It was a rookie mistake. I had fed the kids a snack on the drive to the trailhead. By the time we parked the car and sorted the gear, those precious calories had been spent. With the parking lot still visible, an arms-crossed, “I’m not going anywhere,” tantrum occurred. The woods beckoned, but the choice was clear. Four carside peanut butter and jelly sandwiches later, we set off again—this time, with better results.
CHANNEL YOUR CHILD
Keeping our kids, Mabel, 8, and Gus, 6, energized for backcountry excursions has required patience and an ongoing evaluation of their capabilities. Ashley Lamb—outdoorswoman, mother of two, and pediatrician in Exeter, N.H.—recommends a baseline of at least one hour of physical activity per day for kids, but, she says, “Most kids have the stamina for much more than that, as long as they are given appropriate breaks and snacks.”

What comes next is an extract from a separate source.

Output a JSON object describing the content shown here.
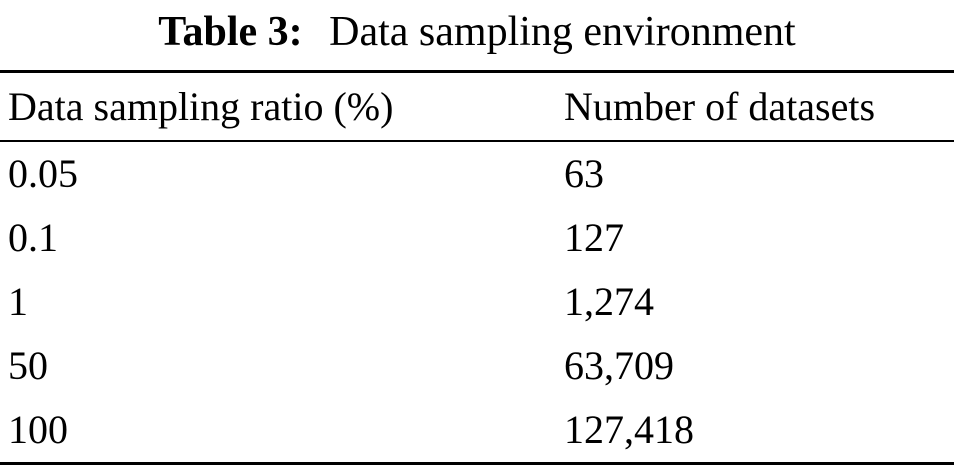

Small children take two to four steps for every one adult step, so they burn through their energy stores faster than we do. “Kids don’t tend to be good at pacing, and many do better with going quickly and then taking a break,” Lamb says. “Allowing kids to set the pace can help a lot.” Their gates may feel erratic to you, but push them too hard, for too long, and no amount of cajoling will help.
FEED THE NEED
Children typically need to eat at least every two hours, and more frequently when they are active. Lamb recommends fueling up before an activity and then taking enough snack breaks to stay ahead of the hunger.
Protein-rich foods before and after an activity are essential for overall growth, as well as for muscle and tissue repair. On the trail, provide foods high in fiber and whole carbs, such as fruits, legumes, nuts, and whole grains. These provide a sustained energy burn and leave kids feeling fuller, longer. A handful of M&Ms tossed into a bag of healthy gorp can be a useful and harmless motivator.
My kids often forget to drink if I don’t remind them, so every stop includes a water break. Good hydration helps our bodies regulate core temperature, reducing the chance of heat-related stress or illness.
Lamb knows kids crave routine and struggle with disruption, especially changes to nap schedules. So she adjusted her outings when her boys were toddlers. The family would go hike a nearby trail in town, packing a picnic “so that we could create an ‘end point’ before we headed home for naps,” she says.
Every child is different, of course. Mabel would happily nap in a carrier on my back; Gus would not. Our most successful trips as a family have been when we put our children’s habits, needs, and perspectives ahead of our own yen to bag a peak. I look at every outing not in terms of mileage but as bankable moments with future dividends. If we push them too hard, we risk creating a deficit in their desire to be in the natural world. As Lamb says: “Spending time as a family outside and being active are wonderful and so very, very important to setting a child’s norms going forward.”